L. brevis has a few commercial functions, particularly in pickle and Sauerkraut production. In humans, ingestion has been potentially linked with assisting the functioning of the human immune system, though again, this species sadly moves away from the title of 'friendly bacteria', as it is thought to be one of the major species of micro-organisms involved in the spoilage of beer.

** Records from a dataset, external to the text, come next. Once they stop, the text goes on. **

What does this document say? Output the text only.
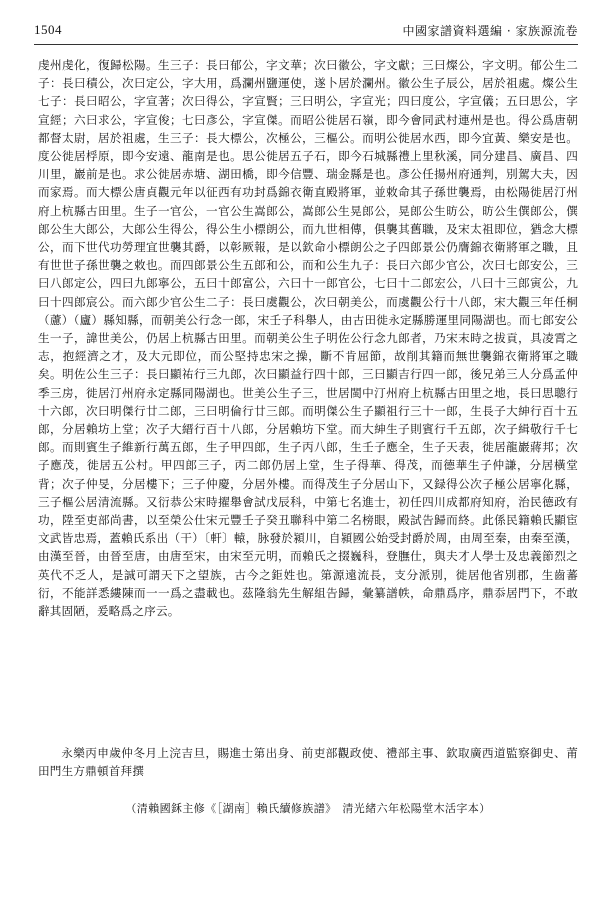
1504	中國家譜資料選編 · 家族源流卷

虔州虔化，復歸松陽。生三子：長曰郁公，字文華；次曰徽公，字文獻；三曰燦公，字文明。郁公生二子：長曰積公，次曰定公，字大用，爲瀾州鹽運使，遂卜居於瀾州。徽公生子辰公，居於祖處。燦公生七子：長曰昭公，字宣著；次曰得公，字宣賢；三曰明公，字宣光；四曰度公，字宣儀；五曰思公，字宣經；六曰求公，字宣俊；七曰彥公，字宣傑。而昭公徙居石嶺，即今會同武村連州是也。得公爲唐朝都督太尉，居於祖處，生三子：長大標公，次極公，三樞公。而明公徙居水西，即今宜黃、樂安是也。度公徙居桴原，即今安遠、龍南是也。思公徙居五子石，即今石城縣禮上里秋溪，同分建昌、廣昌、四川里，巖前是也。求公徙居赤塘、湖田橋，即今信豐、瑞金縣是也。彥公任揚州府通判，別駕大夫，因而家焉。而大標公唐貞觀元年以征西有功封爲錦衣衛直殿將軍，並敕命其子孫世襲焉，由松陽徙居汀州府上杭縣古田里。生子一官公，一官公生嵩郎公，嵩郎公生晃郎公，晃郎公生昉公，昉公生僎郎公，僎郎公生大郎公，大郎公生得公，得公生小標朗公，而九世相傳，俱襲其舊職，及宋太祖即位，猶念大標公，而下世代功勞理宜世襲其爵，以彰厥報，是以欽命小標朗公之子四郎景公仍膺錦衣衛將軍之職，且有世世子孫世襲之敕也。而四郎景公生五郎和公，而和公生九子：長曰六郎少官公，次曰七郎安公，三曰八郎定公，四曰九郎寧公，五曰十郎富公，六曰十一郎官公，七曰十二郎宏公，八曰十三郎寅公，九曰十四郎宸公。而六郎少官公生二子：長曰虞觀公，次曰朝美公，而虞觀公行十八郎，宋大觀三年任桐（藘）（廬）縣知縣，而朝美公行念一郎，宋壬子科舉人，由古田徙永定縣勝運里同陽湖也。而七郎安公生一子，諱世美公，仍居上杭縣古田里。而朝美公生子明佐公行念九郎者，乃宋末時之拔貢，具凌霄之志，抱經濟之才，及大元即位，而公堅持忠宋之操，斷不肯屈節，故削其籍而無世襲錦衣衛將軍之職矣。明佐公生三子：長曰顯祐行三九郎，次曰顯益行四十郎，三曰顯吉行四一郎，後兄弟三人分爲孟仲季三房，徙居汀州府永定縣同陽湖也。世美公生子三，世居閩中汀州府上杭縣古田里之地，長曰思聰行十六郎，次曰明傑行廿二郎，三曰明倫行廿三郎。而明傑公生子顯祖行三十一郎，生長子大紳行百十五郎，分居賴坊上堂；次子大縉行百十八郎，分居賴坊下堂。而大紳生子則賓行千五郎，次子緝敬行千七郎。而則賓生子維新行萬五郎，生子甲四郎，生子丙八郎，生壬子應全，生子天表，徙居龍巖蔣邦；次子應茂，徙居五公村。甲四郎三子，丙二郎仍居上堂，生子得華、得茂，而德華生子仲謙，分居橫堂背；次子仲旻，分居樓下；三子仲慶，分居外樓。而得茂生子分居山下，又録得公次子極公居寧化縣，三子樞公居清流縣。又衍恭公宋時擢舉會試戊辰科，中第七名進士，初任四川成都府知府，治民德政有功，陞至吏部尚書，以至榮公仕宋元豐壬子癸丑聯科中第二名榜眼，殿試告歸而終。此係民籍賴氏顯宦文武皆忠焉，蓋賴氏系出（干）〔軒〕轅，脉發於潁川，自潁國公始受封爵於周，由周至秦，由秦至漢，由漢至晉，由晉至唐，由唐至宋，由宋至元明，而賴氏之掇巍科，登膴仕，與夫才人學士及忠義節烈之英代不乏人，是誠可謂天下之望族，古今之鉅姓也。第源遠流長，支分派別，徙居他省別郡，生齒蕃衍，不能詳悉縷陳而一一爲之盡載也。茲隆翁先生解組告歸，彙纂譜帙，命鼎爲序，鼎忝居門下，不敢辭其固陋，爰略爲之序云。

永樂丙申歲仲冬月上浣吉旦，賜進士第出身、前吏部觀政使、禮部主事、欽取廣西道監察御史、莆田門生方鼎頓首拜撰
（清賴國鉌主修《［湖南］賴氏續修族譜》　清光緒六年松陽堂木活字本）
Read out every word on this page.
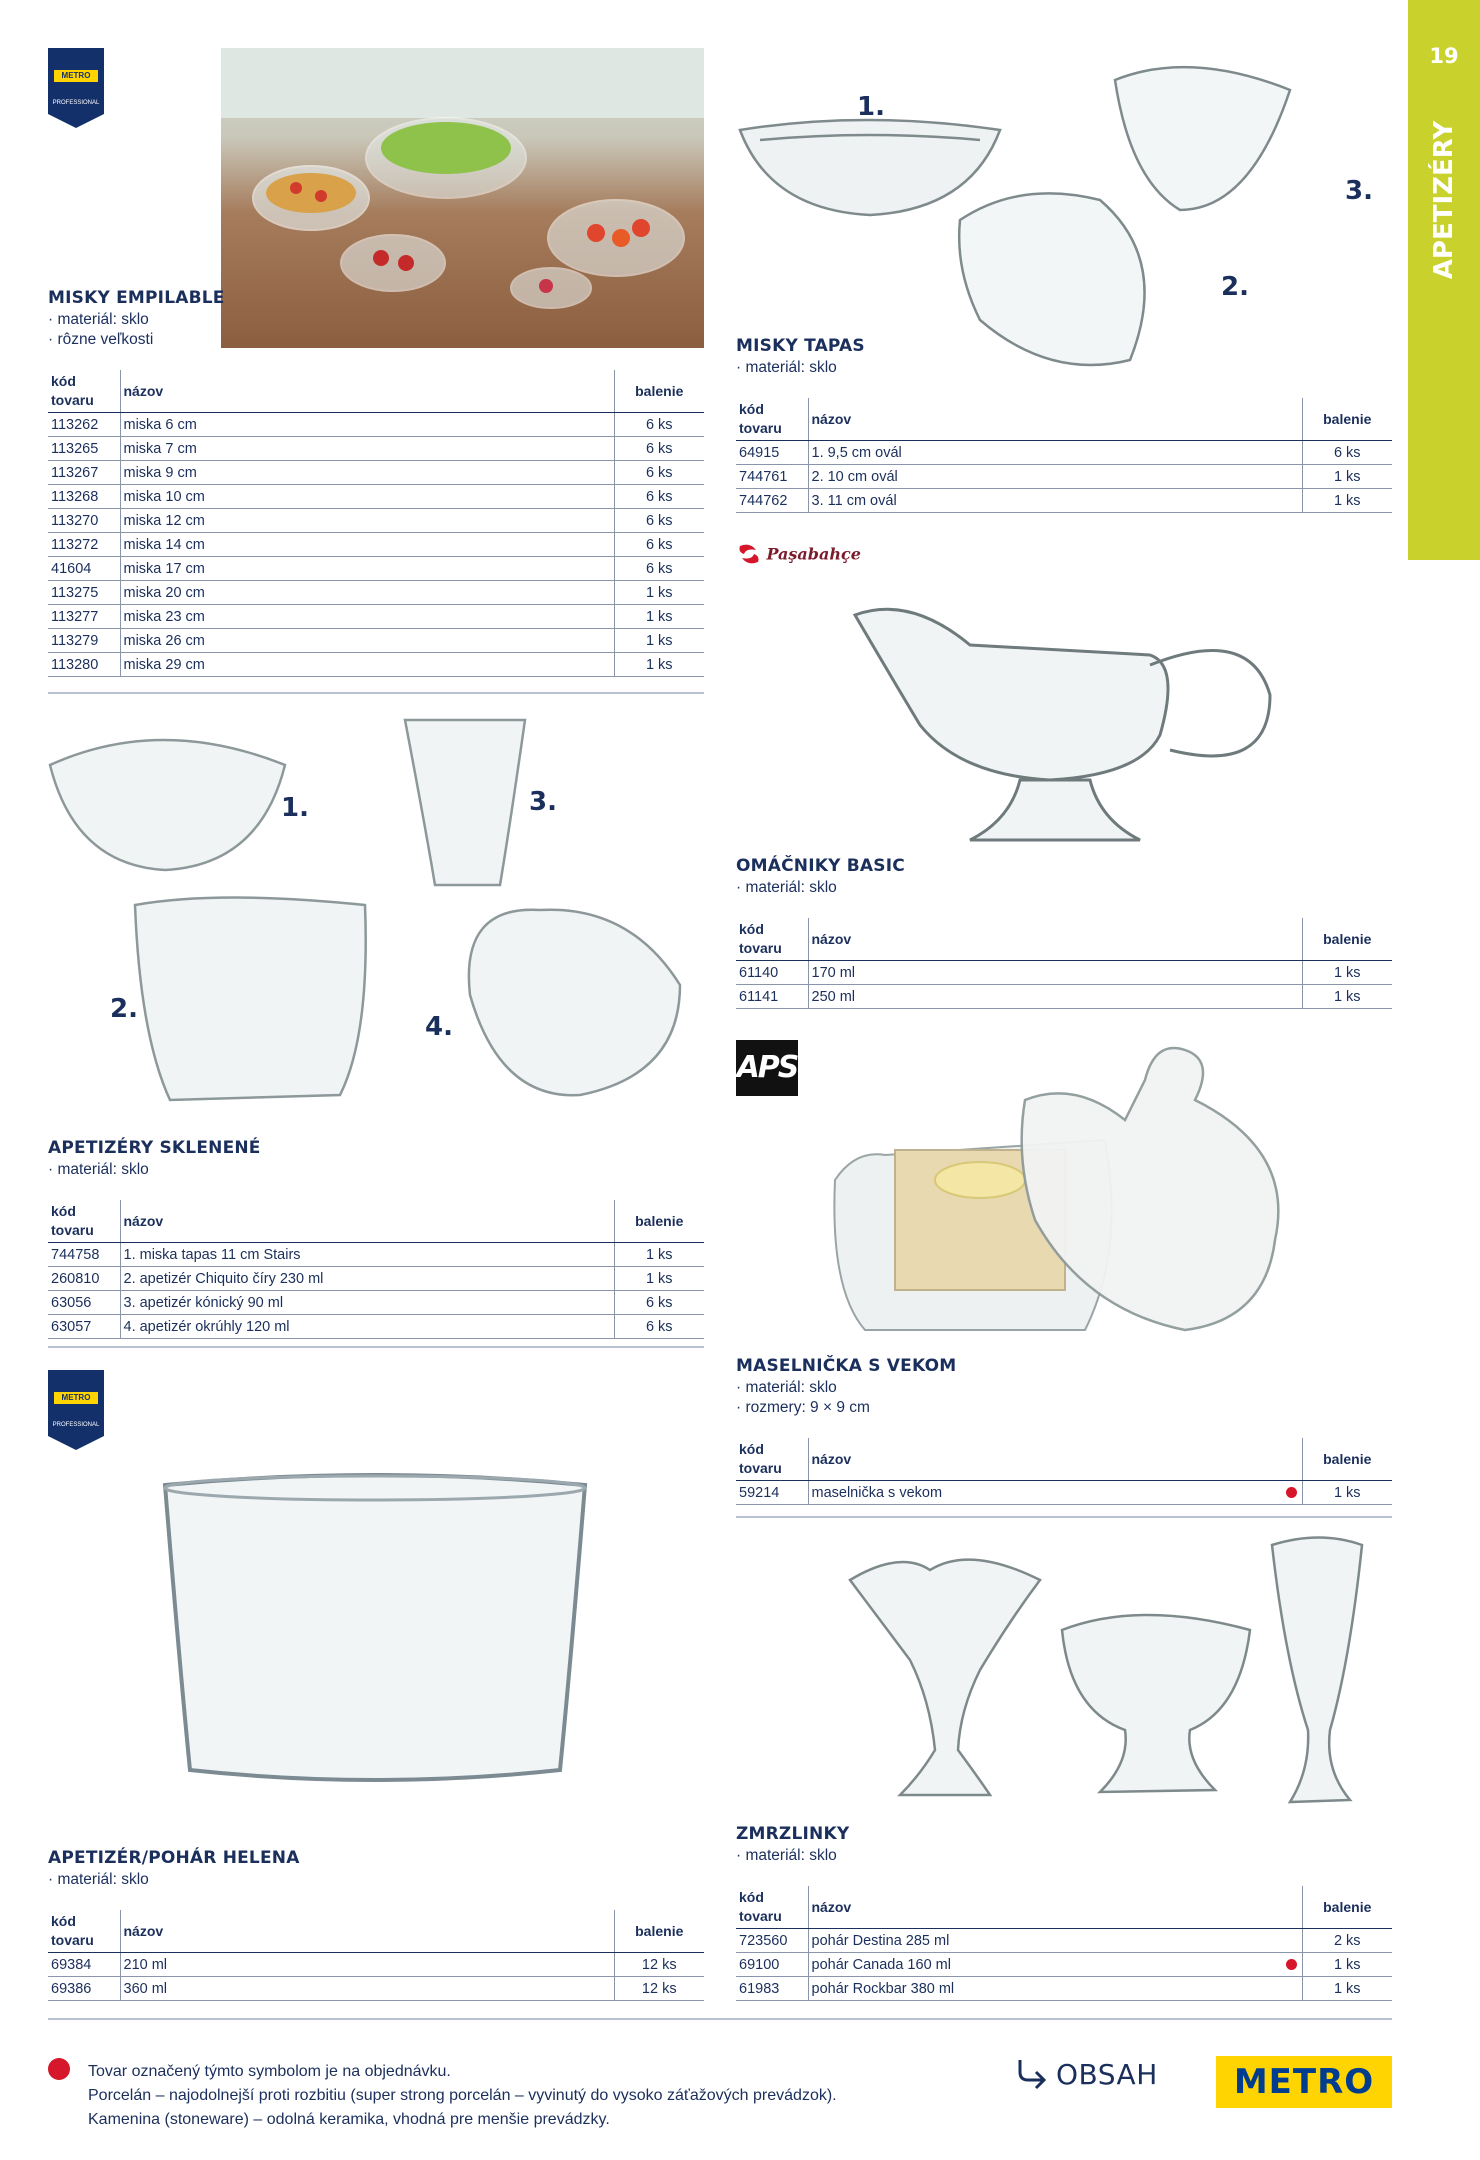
19
APETIZÉRY
METRO
PROFESSIONAL
MISKY EMPILABLE
· materiál: sklo
· rôzne veľkosti
kód tovaru	názov	balenie
113262	miska 6 cm	6 ks
113265	miska 7 cm	6 ks
113267	miska 9 cm	6 ks
113268	miska 10 cm	6 ks
113270	miska 12 cm	6 ks
113272	miska 14 cm	6 ks
41604	miska 17 cm	6 ks
113275	miska 20 cm	1 ks
113277	miska 23 cm	1 ks
113279	miska 26 cm	1 ks
113280	miska 29 cm	1 ks
1.
2.
3.
MISKY TAPAS
· materiál: sklo
kód tovaru	názov	balenie
64915	1. 9,5 cm ovál	6 ks
744761	2. 10 cm ovál	1 ks
744762	3. 11 cm ovál	1 ks
Paşabahçe
OMÁČNIKY BASIC
· materiál: sklo
kód tovaru	názov	balenie
61140	170 ml	1 ks
61141	250 ml	1 ks
APS
MASELNIČKA S VEKOM
· materiál: sklo
· rozmery: 9 × 9 cm
kód tovaru	názov	balenie
59214	maselnička s vekom	1 ks
1.
2.
3.
4.
APETIZÉRY SKLENENÉ
· materiál: sklo
kód tovaru	názov	balenie
744758	1. miska tapas 11 cm Stairs	1 ks
260810	2. apetizér Chiquito číry 230 ml	1 ks
63056	3. apetizér kónický 90 ml	6 ks
63057	4. apetizér okrúhly 120 ml	6 ks
METRO
PROFESSIONAL
APETIZÉR/POHÁR HELENA
· materiál: sklo
kód tovaru	názov	balenie
69384	210 ml	12 ks
69386	360 ml	12 ks
ZMRZLINKY
· materiál: sklo
kód tovaru	názov	balenie
723560	pohár Destina 285 ml	2 ks
69100	pohár Canada 160 ml	1 ks
61983	pohár Rockbar 380 ml	1 ks
Tovar označený týmto symbolom je na objednávku.
Porcelán – najodolnejší proti rozbitiu (super strong porcelán – vyvinutý do vysoko záťažových prevádzok).
Kamenina (stoneware) – odolná keramika, vhodná pre menšie prevádzky.
OBSAH METRO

L. casei is considered safe for human consumption, and can be found in such probiotics as Yakult. It is found widely in the human gastrointestinal tract and mouth, where it compliments the growth of L. acidophilus, which is a useful bacteria as it produces the enzyme amylase, involved in enzymatic digestion of carbohydrates. Commercially it has a role in maturation of cheddar, and has also been shown to help in the fermentation of certain beans.
Lactobacillus sanfranciscensis, formerly known as Lactobacillus sanfrancisco, is one important species of Lactobacillus, used in helping ferment and give San Francisco sourdough bread its typical flavour. Dried sourdough starters, containing a mixture of yeast and particular strains of L. sanfranciscensis for producing San Francisco sourdough, are produced and sold worldwide.